Depremin 158'inci saatinde kurtarılan Uğurlu, 159'uncu saatte çıkarılan kızı Zeynep ile Adana Şehir Eğitim ve Araştırma Hastanesine kaldırıldı.
Hastanede tedavi altına alınan Uğurlu, 3 gün sonra bu kez de hayatta kalan tek çocuğu Zeynep'i kaybetti.
İstanbul'da devam eden tedavisinin ardından memleketi Hatay'a dönen Uğurlu, Antakya Çevre Yolu'nda kurulan prefabrik çarşıda açtığı terzi dükkanında hayata tutunmaya çalışıyor.
"BABA CENNETTE SU VARSA ÖLMEK İSTİYORUM"
40 yaşındaki Gökhan Uğurlu, AA muhabirine, 6 Şubat'taki depremde ailesiyle yaşadıkları apartmanı terk etmek istedikleri sırada binanın yıkılmasıyla enkaz altında kaldıklarını anlattı.
Yakınında olan kızı Zeynep'in sesini duyduğunu aktaran Uğurlu, ancak arkasından gelen eşi ve diğer iki çocuğundan ses alamadığını söyledi.
Enkazda sürekli kızı Zeynep ile konuştuğunu ve teselli etmeye çalıştığını belirten Uğurlu, şöyle konuştu:
"Kızım enkazdayken sürekli 'Baba çıkalım buradan, baba ne olur yardım et, gözlerim kararıyor, göremiyorum, dayanamıyorum.' diyordu.

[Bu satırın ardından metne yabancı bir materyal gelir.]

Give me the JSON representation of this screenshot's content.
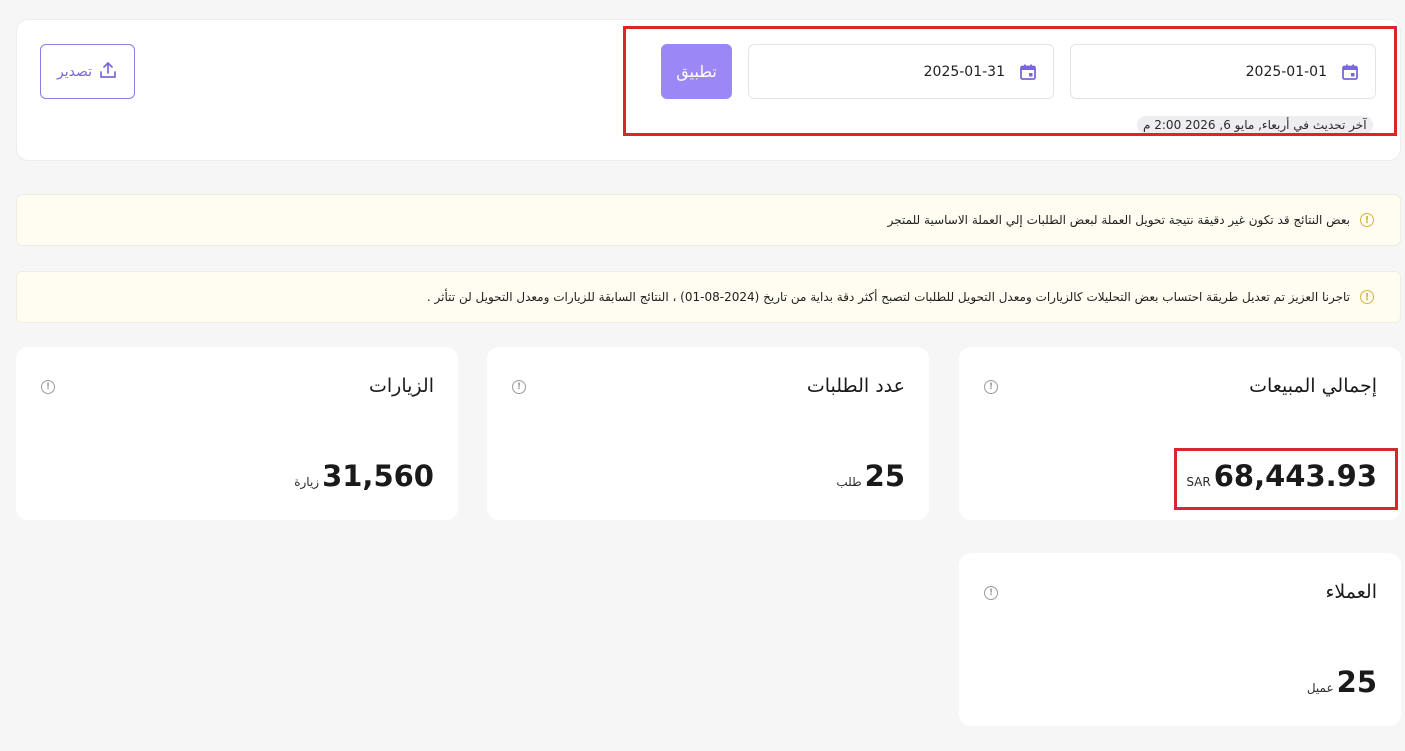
{
  "filter": {
    "start_date": "2025-01-01",
    "end_date": "2025-01-31",
    "apply_label": "تطبيق",
    "export_label": "تصدير",
    "last_update": "آخر تحديث في أربعاء, مايو 6, 2026 2:00 م"
  },
  "notices": [
    "بعض النتائج قد تكون غير دقيقة نتيجة تحويل العملة لبعض الطلبات إلي العملة الاساسية للمتجر",
    "تاجرنا العزيز تم تعديل طريقة احتساب بعض التحليلات كالزيارات ومعدل التحويل للطلبات لتصبح أكثر دقة بداية من تاريخ (2024-08-01) ، النتائج السابقة للزيارات ومعدل التحويل لن تتأثر ."
  ],
  "metrics": {
    "sales": {
      "title": "إجمالي المبيعات",
      "value": "68,443.93",
      "unit": "SAR"
    },
    "orders": {
      "title": "عدد الطلبات",
      "value": "25",
      "unit": "طلب"
    },
    "visits": {
      "title": "الزيارات",
      "value": "31,560",
      "unit": "زيارة"
    },
    "customers": {
      "title": "العملاء",
      "value": "25",
      "unit": "عميل"
    }
  },
  "colors": {
    "accent": "#9b87f5",
    "highlight": "#d9262c",
    "notice_bg": "#fffcf1",
    "warning": "#d6b43a"
  }
}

Kızımın nefes alması için üzerindeki toprağı kazıyordum. Toprağı kazmaktan kollarım ve parmaklarım morardı. Bir ara kızım 'Baba çok susadım. Eğer cennette su varsa ölmek istiyorum ben.' dedi."
Uğurlu, arama kurtarma ekiplerinin önce kendisini, 1 saat sonra da kızı Zeynep'i yaralı kurtardıklarını, ancak eşi ve 2 çocuğunun cansız bedenlerine ulaştıklarını ifade etti.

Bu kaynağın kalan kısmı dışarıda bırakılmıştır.